The sex becomes a kind of metaphor for the occupation, right?
Well, the first one we did was that close raping scene where he beat her up. I think that scene sort of anchored the psychology of the movie and their relationship, as it’s anchored within the political atmosphere of the occupation. The resistance is talking about whores. And the man-woman relationship is the ultimate occupy-or-be-occupied, predator-and-prey relationship. When I think about it: Who’s occupying who? At the end of that scene, when she gives that wicked smile, she looks back at him, like, "Is that all you can deliver?" It’s very hard to tell who’s manipulating who in that position.

Tony’s character is very conflicted in bed.
Only through animal acts can he release what he’s repressed.
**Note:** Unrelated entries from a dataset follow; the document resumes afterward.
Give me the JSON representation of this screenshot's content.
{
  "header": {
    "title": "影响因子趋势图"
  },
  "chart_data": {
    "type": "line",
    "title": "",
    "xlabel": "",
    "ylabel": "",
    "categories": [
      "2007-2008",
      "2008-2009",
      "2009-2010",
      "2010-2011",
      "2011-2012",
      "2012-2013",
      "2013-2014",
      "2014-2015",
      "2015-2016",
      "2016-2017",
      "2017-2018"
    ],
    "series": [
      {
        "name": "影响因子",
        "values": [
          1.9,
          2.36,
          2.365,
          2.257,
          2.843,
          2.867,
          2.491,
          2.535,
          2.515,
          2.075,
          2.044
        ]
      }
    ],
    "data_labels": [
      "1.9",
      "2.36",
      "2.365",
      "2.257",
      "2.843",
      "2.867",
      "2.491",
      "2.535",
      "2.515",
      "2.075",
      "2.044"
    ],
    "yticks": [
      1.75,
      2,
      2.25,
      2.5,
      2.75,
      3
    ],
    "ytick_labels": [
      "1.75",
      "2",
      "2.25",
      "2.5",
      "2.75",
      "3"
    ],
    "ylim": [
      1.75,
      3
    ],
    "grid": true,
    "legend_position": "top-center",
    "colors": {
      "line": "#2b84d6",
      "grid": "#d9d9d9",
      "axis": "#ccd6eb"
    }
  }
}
You make very specific decisions with the sexual positions, the way you pose your actors.
Well, it’s not like there’s a relationship, and then there’s body contact. You can’t separate the two of them. She so needs fatherly love. That’s why I put her in the fetal position often. It gradually tells you that she needs a father, protection, love. So that’s the position I felt would represent it. When the music rises, and they come and they hug, she climaxes through crying. And he totally gives in for a moment. You can see visually how they feel for once. But they’re not looking at each other. They can’t show this to each other.

And it gets very kinky from there.
They have to be contorted to squeeze the truth out, so to speak. So I used their bodies to allow them to inflict their emotions on each other.